Natomiast pierwszy w pełni udany silnik wysokoprężny zbudował cztery lata później, w roku 1897, pracując wówczas w zakładach MAN AG w Augsburgu.
Co ciekawe, w kwietniu 1900 roku przedstawił na wystawie światowej w Paryżu silnik swojej konstrukcji napędzany… olejem arachidowym z orzeszków ziemnych.
Diesel był przekonany o wielkiej przyszłości silnika swojego pomysłu dla przemysłu i komunikacji, dzięki jego pracy na łatwiej dostępnym i tańszym do uzyskania paliwie, niż silnik benzynowy.
Zmarł zanim wprowadził napędzany olejami roślinnymi silnik do produkcji.
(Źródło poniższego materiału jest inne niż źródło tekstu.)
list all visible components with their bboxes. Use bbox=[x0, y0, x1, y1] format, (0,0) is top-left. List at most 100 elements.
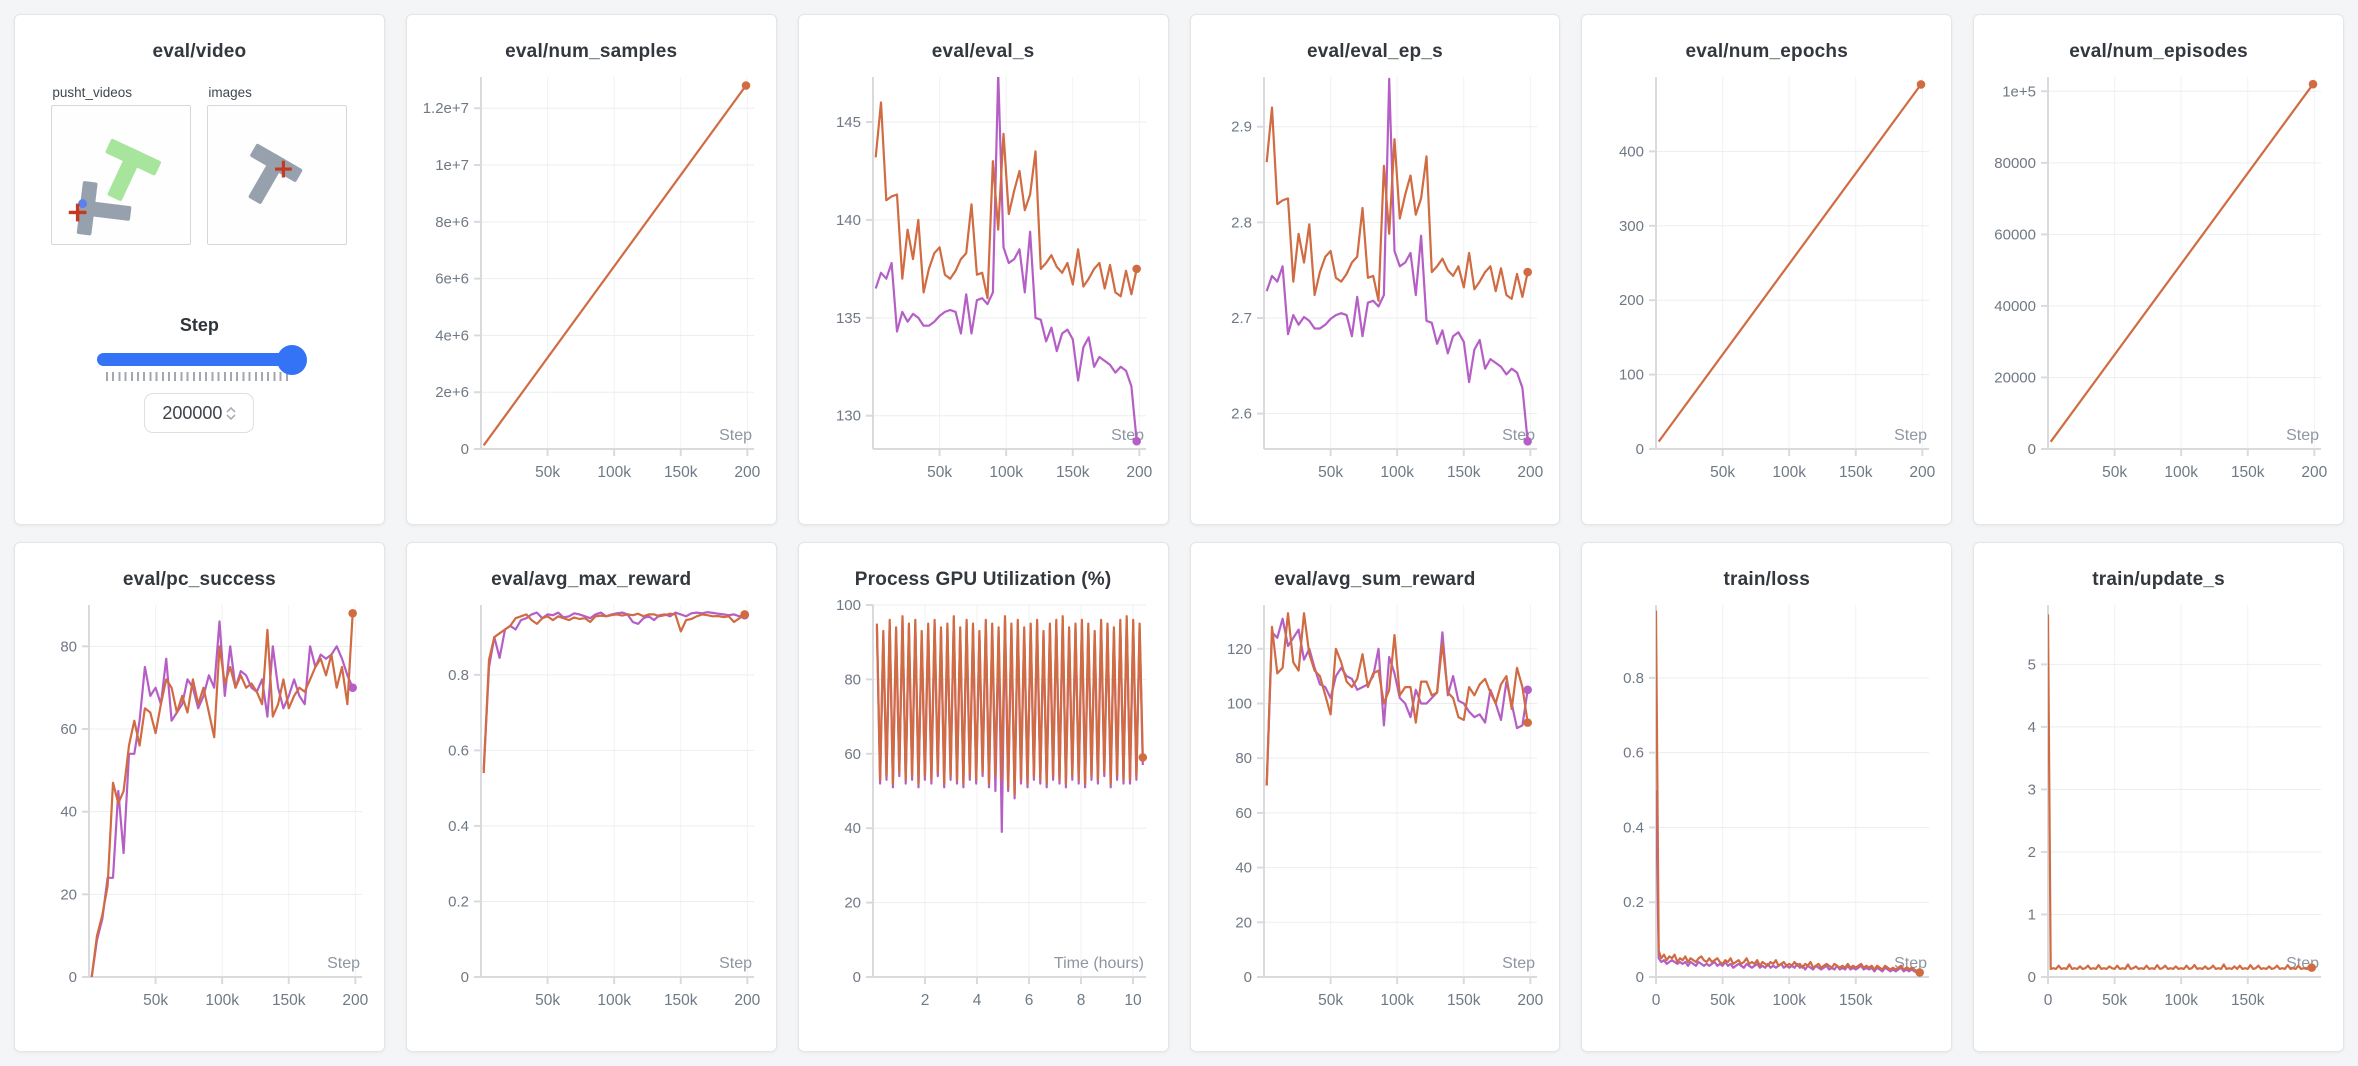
chart-canvas[interactable]: 50k 100k 150k 200 0 0.2 0.4 0.6 0.8 Step bbox=[407, 593, 776, 1052]
panel-gpu-utilization: Process GPU Utilization (%) 2 4 6 8 10 0 20 40 6… bbox=[797, 541, 1169, 1052]
svg-text:0.4: 0.4 bbox=[1623, 819, 1644, 836]
slider-tick-marks bbox=[106, 372, 293, 381]
svg-text:200: 200 bbox=[1126, 464, 1152, 481]
step-slider-heading: Step bbox=[179, 315, 219, 335]
panel-eval-num-episodes: eval/num_episodes 50k 100k 150k 200 0 20000 40… bbox=[1973, 14, 2344, 525]
svg-text:60: 60 bbox=[1236, 804, 1253, 821]
svg-text:1e+5: 1e+5 bbox=[2002, 83, 2036, 100]
panel-eval-avg-max-reward: eval/avg_max_reward 50k 100k 150k 200 0 0.2 0.… bbox=[405, 541, 777, 1052]
chart-canvas[interactable]: 50k 100k 150k 200 0 20 40 60 80 100 120 Step bbox=[1191, 593, 1560, 1052]
svg-text:0.8: 0.8 bbox=[448, 666, 469, 683]
panel-eval-eval-s: eval/eval_s 50k 100k 150k 200 130 135 140 145 St… bbox=[797, 14, 1169, 525]
svg-text:140: 140 bbox=[836, 212, 861, 229]
svg-text:50k: 50k bbox=[2102, 464, 2127, 481]
svg-text:Step: Step bbox=[1502, 955, 1535, 972]
chart-canvas[interactable]: 50k 100k 150k 200 130 135 140 145 Step bbox=[799, 65, 1168, 524]
panel-eval-num-samples: eval/num_samples 50k 100k 150k 200 0 2e+6 4e+6… bbox=[405, 14, 777, 525]
svg-text:100k: 100k bbox=[597, 992, 631, 1009]
svg-text:2.8: 2.8 bbox=[1232, 214, 1253, 231]
svg-text:3: 3 bbox=[2028, 781, 2036, 798]
svg-text:200: 200 bbox=[1518, 464, 1544, 481]
chart-title: eval/avg_max_reward bbox=[491, 568, 692, 590]
svg-text:20: 20 bbox=[60, 886, 77, 903]
step-number-input[interactable]: 200000 bbox=[144, 393, 255, 433]
svg-text:100k: 100k bbox=[2164, 464, 2198, 481]
svg-text:200: 200 bbox=[1518, 992, 1544, 1009]
svg-text:0: 0 bbox=[1244, 969, 1252, 986]
step-slider-thumb[interactable] bbox=[277, 345, 308, 375]
media-thumbnail-pusht-videos[interactable] bbox=[51, 105, 192, 245]
pusht-scene-image bbox=[69, 138, 162, 236]
chart-canvas[interactable]: 2 4 6 8 10 0 20 40 60 80 100 Time (hours) bbox=[799, 593, 1168, 1052]
svg-text:8e+6: 8e+6 bbox=[435, 214, 469, 231]
svg-text:50k: 50k bbox=[1710, 992, 1735, 1009]
chart-title: eval/num_episodes bbox=[2069, 41, 2248, 62]
svg-text:40: 40 bbox=[1236, 859, 1253, 876]
chart-canvas[interactable]: 50k 100k 150k 200 2.6 2.7 2.8 2.9 Step bbox=[1191, 65, 1560, 524]
svg-text:100: 100 bbox=[1619, 367, 1644, 384]
svg-text:50k: 50k bbox=[143, 992, 168, 1009]
svg-text:100k: 100k bbox=[2164, 992, 2198, 1009]
step-slider[interactable] bbox=[97, 345, 308, 381]
panel-eval-video: eval/video pusht_videos bbox=[14, 14, 385, 525]
svg-text:100k: 100k bbox=[1381, 992, 1415, 1009]
svg-text:200: 200 bbox=[1619, 292, 1644, 309]
chart-title: Process GPU Utilization (%) bbox=[854, 568, 1112, 590]
svg-text:150k: 150k bbox=[1839, 992, 1873, 1009]
step-slider-track[interactable] bbox=[97, 345, 308, 375]
svg-text:100k: 100k bbox=[597, 464, 631, 481]
svg-text:60000: 60000 bbox=[1994, 226, 2036, 243]
gray-t-shape bbox=[249, 143, 303, 204]
svg-text:200: 200 bbox=[734, 992, 760, 1009]
chart-canvas[interactable]: 50k 100k 150k 200 0 2e+6 4e+6 6e+6 8e+6 1e+7 1.2e+… bbox=[407, 65, 776, 524]
media-col-pusht-videos: pusht_videos bbox=[51, 85, 192, 245]
svg-text:50k: 50k bbox=[2102, 992, 2127, 1009]
chart-canvas[interactable]: 50k 100k 150k 200 0 100 200 300 400 Step bbox=[1582, 65, 1951, 524]
svg-text:100: 100 bbox=[1227, 695, 1252, 712]
svg-text:100k: 100k bbox=[205, 992, 239, 1009]
chart-title: train/update_s bbox=[2092, 568, 2225, 590]
svg-text:Step: Step bbox=[719, 955, 752, 972]
svg-text:1e+7: 1e+7 bbox=[435, 157, 469, 174]
svg-text:2e+6: 2e+6 bbox=[435, 384, 469, 401]
svg-text:200: 200 bbox=[734, 464, 760, 481]
svg-text:0.8: 0.8 bbox=[1623, 669, 1644, 686]
svg-text:1: 1 bbox=[2028, 906, 2036, 923]
chart-title: eval/pc_success bbox=[122, 568, 276, 590]
svg-text:Time (hours): Time (hours) bbox=[1053, 955, 1143, 972]
chart-canvas[interactable]: 0 50k 100k 150k 0 1 2 3 4 5 Step bbox=[1974, 593, 2343, 1052]
media-thumbnail-images[interactable] bbox=[207, 105, 348, 245]
svg-text:100: 100 bbox=[836, 597, 861, 614]
stepper-up-icon[interactable] bbox=[226, 406, 237, 413]
svg-text:50k: 50k bbox=[1710, 464, 1735, 481]
panel-eval-avg-sum-reward: eval/avg_sum_reward 50k 100k 150k 200 0 20 40 6… bbox=[1189, 541, 1561, 1052]
stepper-down-icon[interactable] bbox=[226, 413, 237, 420]
svg-text:2: 2 bbox=[920, 992, 929, 1009]
svg-text:100k: 100k bbox=[1773, 992, 1807, 1009]
goal-cross-icon bbox=[275, 160, 293, 178]
svg-text:150k: 150k bbox=[664, 992, 698, 1009]
panel-eval-pc-success: eval/pc_success 50k 100k 150k 200 0 20 40 60 80 S… bbox=[14, 541, 385, 1052]
svg-text:200: 200 bbox=[1910, 464, 1936, 481]
svg-text:5: 5 bbox=[2028, 656, 2036, 673]
svg-text:200: 200 bbox=[2301, 464, 2327, 481]
svg-text:Step: Step bbox=[327, 955, 360, 972]
svg-text:80: 80 bbox=[60, 638, 77, 655]
svg-text:2: 2 bbox=[2028, 843, 2036, 860]
step-value[interactable]: 200000 bbox=[162, 402, 223, 423]
chart-title: eval/num_epochs bbox=[1685, 41, 1848, 62]
chart-canvas[interactable]: 0 50k 100k 150k 0 0.2 0.4 0.6 0.8 Step bbox=[1582, 593, 1951, 1052]
gray-t-shape bbox=[77, 181, 132, 236]
chart-title: train/loss bbox=[1723, 568, 1810, 590]
svg-text:150k: 150k bbox=[1839, 464, 1873, 481]
svg-text:40000: 40000 bbox=[1994, 298, 2036, 315]
chart-title: eval/num_samples bbox=[505, 41, 678, 62]
chart-title: eval/eval_s bbox=[931, 41, 1035, 62]
svg-text:0.2: 0.2 bbox=[448, 893, 469, 910]
chart-canvas[interactable]: 50k 100k 150k 200 0 20000 40000 60000 80000 1e+5 S… bbox=[1974, 65, 2343, 524]
svg-text:80000: 80000 bbox=[1994, 155, 2036, 172]
media-row: pusht_videos bbox=[51, 85, 348, 245]
chart-canvas[interactable]: 50k 100k 150k 200 0 20 40 60 80 Step bbox=[15, 593, 384, 1052]
svg-text:100k: 100k bbox=[989, 464, 1023, 481]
Przerwanie prac nad projektem spowodowane śmiercią R. Diesla było na rękę producentom ropy, która wtedy była jedynym paliwem do silników spalinowych, co z pewnością opóźniło wdrożenie jego rozwiązań.
Pierwsze statki motorowe napędzane silnikiem Diesla zbudowano w roku 1903. W 1908 r. powstał pierwszy silnik o niewielkich rozmiarach nadający się do stosowania w ciężarówkach i lokomotywach spalinowych. W roku 1936, już po śmierci Diesla, wprowadzono do produkcji pierwszy samochód osobowy z silnikiem wysokoprężnym. Był to Mercedes – Benz 260D.
W dzisiejszych czasach silniki diesla są coraz bardziej ulepszane. Uważane kiedyś powszechnie za mało dynamiczne i głośne, dziś są równoprawnym konkurentem silników benzynowych. Obecne konstrukcje silników wygrywają z benzynowymi głównie ich sprawnością.